Zhou Bo, a senior colonel of the People's Liberation Army (PLA) said that "China does need to have necessary defense of these islands and rocks which we believe are Chinese territory."
"We don't believe that they are artificial islands," he told CNBC's Sri Jegarajah on Sunday at the Shangri-La Dialogue, a three-day security forum held in Singapore.
China has staked its claims on a massive section of the resource-rich South China Sea that extends roughly 1,000 miles from its southern shores. Parts of the waterway — one of the world's busiest — have also been claimed by the Philippines, Vietnam, Taiwan, Malaysia and Brunei.
At the annual Shangri-La Dialogue, the U.S. and China sparred over a range of issues from contested territory in the South China Sea to the ongoing trade dispute between the world's two largest economies. The annual event has in recent years become a diplomatic battleground between the two economic powerhouses as they vie for geopolitical influence.
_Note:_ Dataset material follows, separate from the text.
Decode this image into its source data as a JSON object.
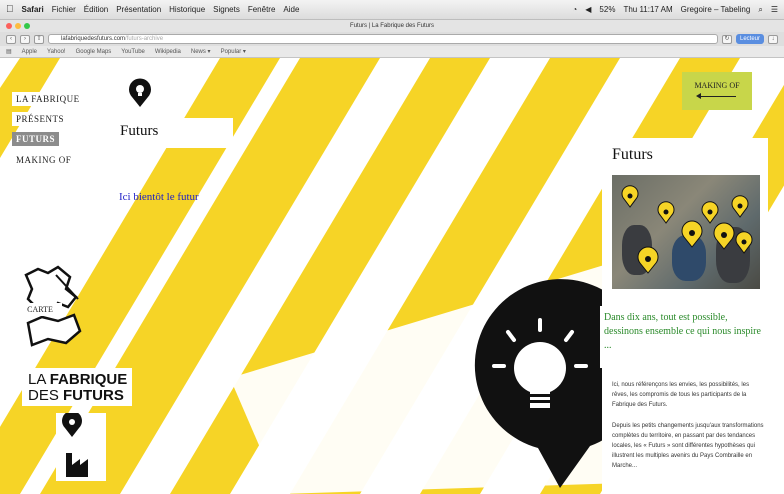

During the summit, acting Defense Secretary Patrick Shanahan said the U.S. will no longer "tiptoe" around Chinese behavior in Asia. Washington has consistently warned Beijing against the militarization of artificial features in the disputed waters.
But Zhou defended China, saying: "If they are just artificial islands built out of (the) blue, why do they have Chinese names even long time ago? We didn't name these rocks and islands in the last three years, right? So that is self-evident."
Zhou said that ships from both sides sometimes get dangerously close and acknowledged: "Of course there is a danger of miscalculation."
He added, however that "in spite of this it is the good wish of the both sides not to lead to any accidents (happening), let alone spill into conflict."
"A common point between China and the United States is that both of them agree to freedom of navigation, but they disagree as to what it means," Zhou said.
Addressing the situation surrounding Huawei recently, Zhou said he didn't think the Chinese telecommunications giant was a security threat to the U.S.
"We think this is really unfair for the United States to bash such a Chinese company with such heavy weight and volume," said Zhou.
"First of all, it's just a commercial company. As a CEO said, if you like China's Huawei product, you buy it, if you like Apple, you buy it. So it's just a normal product," he said.
"And so far in spite of all the inquiries or interest in Huawei for the so-called back door issue, no one has really find such a issue. So I believe, just leave it to the market and leave it to the experts...," he said.
As to arguments that Huawei CEO Ren Zhengfei has military links, Zhou said that argument was not justified. Ren was a former serving officer in the Chinese army.
"Ren Zhengfei is just the one of more than millions of people who have retired from PLA and who had to seek another job. But because of when he retired from the PLA, he was not so senior — even not as senior as I am — so he has to find a find a job," said Zhou.